When following a pattern, it is critical to match the pattern's gauge. A pattern specifies its gauge as a number of stitches in 4 inches, for example 15 stitches in 4 inches. A pattern also tells you the stitch used to determine gauge. Typically this stitch is Stockinette Stitch. However, if the pattern is worked in a special stitch pattern such as cables, the stitch pattern is often used to determine gauge. If the pattern does not tell you, assume it's Stockinette Stitch.

Knitting a gauge swatch

With the yarn you intend to use for the project, cast on approximately 4 inches worth of stitches. How many stitches is this? Look at the pattern's gauge, if the gauge is 14 stitches in 4 inches then cast on 14 stitches. What size needle should you use? To start, use the size recommended by the pattern.

In the specified stitch pattern -- if not specified, use stockinette stitch -- work until the gauge swatch is approximately 4 inches high, finishing with a right side row. You're now ready to measure your swatch.

A More Accurate Gauge Swatch
For a slightly more accurate gauge swatch, add garter stitch borders to the swatch. Here's how:

* Add 6 more stitches to the swatch. These extra stitches are used to create the side garter stitch borders -- 3 stitches per side.
* Knit the first and last 4 rows of the swatch
* Knit the first and last 3 stitches of every row


Measuring a gauge swatch

Lay your gauge swatch on a flat surface (its okay to leave the gauge swatch on your needles). You may find it helpful to pin the swatch down so that it lays flat, just be careful not to artificially stretch the knitting.

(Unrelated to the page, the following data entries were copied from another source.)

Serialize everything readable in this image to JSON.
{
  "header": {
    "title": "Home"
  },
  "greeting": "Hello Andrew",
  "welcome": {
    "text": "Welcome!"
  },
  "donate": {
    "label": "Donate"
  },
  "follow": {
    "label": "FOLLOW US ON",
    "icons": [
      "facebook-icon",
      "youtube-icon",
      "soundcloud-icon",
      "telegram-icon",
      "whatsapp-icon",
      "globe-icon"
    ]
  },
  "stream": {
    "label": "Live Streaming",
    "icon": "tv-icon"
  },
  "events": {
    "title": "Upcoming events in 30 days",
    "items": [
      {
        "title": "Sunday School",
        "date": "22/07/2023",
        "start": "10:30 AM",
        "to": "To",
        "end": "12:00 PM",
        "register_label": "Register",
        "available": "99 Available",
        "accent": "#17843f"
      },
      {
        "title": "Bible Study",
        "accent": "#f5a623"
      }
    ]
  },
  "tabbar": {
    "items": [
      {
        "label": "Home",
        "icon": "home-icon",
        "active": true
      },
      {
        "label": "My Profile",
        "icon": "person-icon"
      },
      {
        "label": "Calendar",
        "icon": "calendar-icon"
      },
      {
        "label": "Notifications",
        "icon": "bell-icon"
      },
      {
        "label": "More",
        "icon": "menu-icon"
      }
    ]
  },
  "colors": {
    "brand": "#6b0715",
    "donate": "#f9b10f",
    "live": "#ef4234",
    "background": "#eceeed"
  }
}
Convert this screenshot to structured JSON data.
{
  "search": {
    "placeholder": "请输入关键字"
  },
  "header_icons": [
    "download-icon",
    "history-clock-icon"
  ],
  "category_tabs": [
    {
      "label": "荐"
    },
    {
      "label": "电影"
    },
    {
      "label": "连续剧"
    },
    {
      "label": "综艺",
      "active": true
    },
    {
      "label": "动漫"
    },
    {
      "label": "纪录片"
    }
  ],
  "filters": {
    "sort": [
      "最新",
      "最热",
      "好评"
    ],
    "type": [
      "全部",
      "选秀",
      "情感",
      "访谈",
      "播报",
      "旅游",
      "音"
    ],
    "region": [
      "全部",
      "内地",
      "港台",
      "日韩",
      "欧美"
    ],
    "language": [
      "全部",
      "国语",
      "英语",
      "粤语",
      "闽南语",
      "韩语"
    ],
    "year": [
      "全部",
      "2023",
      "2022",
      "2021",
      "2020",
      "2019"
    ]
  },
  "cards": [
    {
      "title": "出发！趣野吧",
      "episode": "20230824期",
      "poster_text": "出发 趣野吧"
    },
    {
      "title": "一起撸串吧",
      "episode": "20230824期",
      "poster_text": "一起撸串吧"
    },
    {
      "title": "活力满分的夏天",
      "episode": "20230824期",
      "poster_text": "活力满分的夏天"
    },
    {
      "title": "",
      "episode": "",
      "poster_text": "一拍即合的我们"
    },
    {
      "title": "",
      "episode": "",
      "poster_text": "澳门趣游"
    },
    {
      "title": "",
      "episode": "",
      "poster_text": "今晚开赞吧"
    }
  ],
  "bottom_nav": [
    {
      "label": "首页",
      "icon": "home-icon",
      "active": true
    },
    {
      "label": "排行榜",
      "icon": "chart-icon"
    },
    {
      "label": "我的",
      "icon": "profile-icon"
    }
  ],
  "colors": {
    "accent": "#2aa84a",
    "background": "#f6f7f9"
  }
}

Measure the width of your swatch:

* If the width of your swatch is 4 inches then you've matched the pattern's gauge and are ready to start.
* If the width of your swatch is not equal to 4 inches, you'll need to adjust your gauge.

Adjusting gauge

To adjust your gauge to match a pattern's gauge, change your needle size.

* If your gauge swatch is less than 4 inches, you have too MANY stitches per inch. Your stitches are too small. You need to make your stitches bigger. To make bigger stitches, go up a needle size.
* If your gauge swatch is more than 4 inches, you have too FEW stitches per inch. Your stitches are too big. You need to make your stitches smaller. To make smaller stitches, go down a needle size.

Continue with your original gauge swatch. On the next wrong side row, knit all stitches using the new needle size. Continue working in the required pattern stitch for another 4 inches. Measure your new gauge and adjust accordingly.